According to The Local, the Christian Democrats (CDU) expressed preference for a religious-based public holiday to be chosen instead of Women's Day, while the Free Democrats (FDP) argued the public holiday would have negative repercussions for the German economy.

Although the German capital is among a global minority celebrating Women's Day as a public holiday, other countries also acknowledge it, including Russia  - where March 8 has held significance since 1918 and Madagascar, where only working women are given the day off. 

Women take part in a demonstration for International Women's Day in Berlin.
Women take part in a demonstration for International Women's Day in Berlin.

Speaking to SBS German, German Consul General Peter Silberberg said Berlin was leading the way by making Women's Day a public holiday.

“It’s important on this occasion to reflect about what still needs to be done to achieve social, economic, cultural and political equality for women across all countries around the world,” Mr Silberberg said.

"The female founders of International Women’s Day and their compatriots could not vote when the date was set. Indeed, for German women, that right was only gained after the end of World War One."

The German Ambassador to Australia, Dr Anna Prinz views Berlin's decision as a positive move.

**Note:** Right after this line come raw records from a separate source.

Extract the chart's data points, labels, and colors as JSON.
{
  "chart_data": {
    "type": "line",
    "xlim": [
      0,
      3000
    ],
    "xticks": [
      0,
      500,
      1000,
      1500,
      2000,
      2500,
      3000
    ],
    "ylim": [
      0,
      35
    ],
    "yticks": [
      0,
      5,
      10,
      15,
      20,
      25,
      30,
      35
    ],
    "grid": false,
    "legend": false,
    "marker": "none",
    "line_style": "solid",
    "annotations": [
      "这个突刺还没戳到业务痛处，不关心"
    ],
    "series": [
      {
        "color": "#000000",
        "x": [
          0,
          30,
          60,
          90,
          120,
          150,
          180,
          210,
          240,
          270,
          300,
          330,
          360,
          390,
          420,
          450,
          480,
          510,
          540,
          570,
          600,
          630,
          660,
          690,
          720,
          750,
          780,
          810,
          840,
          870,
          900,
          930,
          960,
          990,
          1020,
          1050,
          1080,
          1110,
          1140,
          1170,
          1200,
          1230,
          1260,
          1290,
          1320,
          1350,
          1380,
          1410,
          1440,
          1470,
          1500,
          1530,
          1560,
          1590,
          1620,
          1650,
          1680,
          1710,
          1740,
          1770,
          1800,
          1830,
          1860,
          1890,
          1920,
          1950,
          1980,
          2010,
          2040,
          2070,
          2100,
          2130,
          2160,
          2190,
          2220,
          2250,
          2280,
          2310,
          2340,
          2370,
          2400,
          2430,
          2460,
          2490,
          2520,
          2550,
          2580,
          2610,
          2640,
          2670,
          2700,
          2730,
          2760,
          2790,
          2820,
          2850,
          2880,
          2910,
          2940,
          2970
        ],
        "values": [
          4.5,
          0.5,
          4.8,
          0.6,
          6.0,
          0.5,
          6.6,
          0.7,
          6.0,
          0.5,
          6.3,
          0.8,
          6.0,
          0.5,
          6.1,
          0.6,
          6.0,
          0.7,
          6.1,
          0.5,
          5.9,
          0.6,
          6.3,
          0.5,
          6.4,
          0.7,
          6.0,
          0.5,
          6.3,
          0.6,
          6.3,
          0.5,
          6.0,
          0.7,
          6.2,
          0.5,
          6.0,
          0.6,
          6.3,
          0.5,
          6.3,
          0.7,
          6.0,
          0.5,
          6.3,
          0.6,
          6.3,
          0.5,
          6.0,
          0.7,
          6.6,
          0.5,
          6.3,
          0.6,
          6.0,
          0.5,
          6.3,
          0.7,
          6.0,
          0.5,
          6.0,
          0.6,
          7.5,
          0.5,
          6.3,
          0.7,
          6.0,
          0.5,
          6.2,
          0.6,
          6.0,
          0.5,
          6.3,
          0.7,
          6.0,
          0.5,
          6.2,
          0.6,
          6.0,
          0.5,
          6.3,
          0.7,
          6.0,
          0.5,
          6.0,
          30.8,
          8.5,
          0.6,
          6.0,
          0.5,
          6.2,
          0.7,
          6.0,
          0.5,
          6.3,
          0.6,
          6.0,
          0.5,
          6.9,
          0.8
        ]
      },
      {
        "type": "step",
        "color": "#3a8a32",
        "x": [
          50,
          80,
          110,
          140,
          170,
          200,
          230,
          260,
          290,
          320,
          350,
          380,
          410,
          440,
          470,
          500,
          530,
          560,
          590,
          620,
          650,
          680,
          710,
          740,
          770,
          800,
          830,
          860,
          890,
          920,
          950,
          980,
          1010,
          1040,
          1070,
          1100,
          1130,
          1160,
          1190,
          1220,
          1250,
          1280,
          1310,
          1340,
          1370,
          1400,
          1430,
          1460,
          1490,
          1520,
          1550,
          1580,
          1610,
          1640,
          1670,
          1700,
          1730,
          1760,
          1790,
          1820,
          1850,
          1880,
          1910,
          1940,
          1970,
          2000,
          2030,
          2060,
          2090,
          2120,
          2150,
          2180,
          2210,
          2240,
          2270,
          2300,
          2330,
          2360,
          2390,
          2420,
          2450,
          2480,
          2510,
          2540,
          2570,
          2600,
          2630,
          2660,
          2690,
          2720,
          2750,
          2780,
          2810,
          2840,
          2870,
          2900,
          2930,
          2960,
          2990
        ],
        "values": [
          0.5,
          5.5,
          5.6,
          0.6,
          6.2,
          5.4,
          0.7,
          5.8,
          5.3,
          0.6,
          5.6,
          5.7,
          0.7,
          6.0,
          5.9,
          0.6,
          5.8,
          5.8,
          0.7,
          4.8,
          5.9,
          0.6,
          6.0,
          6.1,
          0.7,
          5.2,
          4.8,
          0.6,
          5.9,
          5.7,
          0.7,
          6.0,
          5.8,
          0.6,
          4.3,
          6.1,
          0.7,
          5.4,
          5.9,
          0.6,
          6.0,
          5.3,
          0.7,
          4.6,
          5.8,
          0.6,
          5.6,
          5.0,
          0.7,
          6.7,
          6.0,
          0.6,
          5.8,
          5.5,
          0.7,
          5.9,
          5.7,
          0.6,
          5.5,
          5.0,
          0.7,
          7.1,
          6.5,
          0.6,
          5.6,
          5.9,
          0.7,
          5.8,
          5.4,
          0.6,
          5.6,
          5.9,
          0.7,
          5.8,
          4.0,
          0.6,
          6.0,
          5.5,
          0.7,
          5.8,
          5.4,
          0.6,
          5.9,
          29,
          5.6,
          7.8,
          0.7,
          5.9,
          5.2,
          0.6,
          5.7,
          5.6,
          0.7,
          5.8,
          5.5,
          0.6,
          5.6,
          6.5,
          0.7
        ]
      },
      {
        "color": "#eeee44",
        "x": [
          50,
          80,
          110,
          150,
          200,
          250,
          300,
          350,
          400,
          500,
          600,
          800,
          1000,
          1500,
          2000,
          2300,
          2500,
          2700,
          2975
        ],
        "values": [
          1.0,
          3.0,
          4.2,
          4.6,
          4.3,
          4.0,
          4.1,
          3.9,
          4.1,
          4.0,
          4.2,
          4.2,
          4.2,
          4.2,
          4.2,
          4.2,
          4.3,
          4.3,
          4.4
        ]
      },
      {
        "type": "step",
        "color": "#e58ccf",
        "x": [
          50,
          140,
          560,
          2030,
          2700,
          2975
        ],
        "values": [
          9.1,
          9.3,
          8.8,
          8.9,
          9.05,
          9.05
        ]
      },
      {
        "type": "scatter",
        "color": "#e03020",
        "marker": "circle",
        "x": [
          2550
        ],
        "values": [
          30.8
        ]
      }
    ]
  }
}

"Generally, I welcome any measures that will help achieve equality for women in all aspects of society," Dr Anna Prinz told SBS.

"I cannot predict whether this new public holiday in the State of Berlin on March 8th will raise awareness and promote equal representation, including equal pay, for women in our society - but I would certainly be very happy if it did and welcome any efforts taken in this direction."

Berlin's announcement of Frauentag's public holiday status in late January saw many express support for the decision on Twitter.

Initially celebrating World Women’s Day in 1911, Germany has held the date fixed in the calendar since 1921.

It was only in 1975, the day was acknowledged by the United Nations and adopted as an official celebration of women, drawing attention to equality.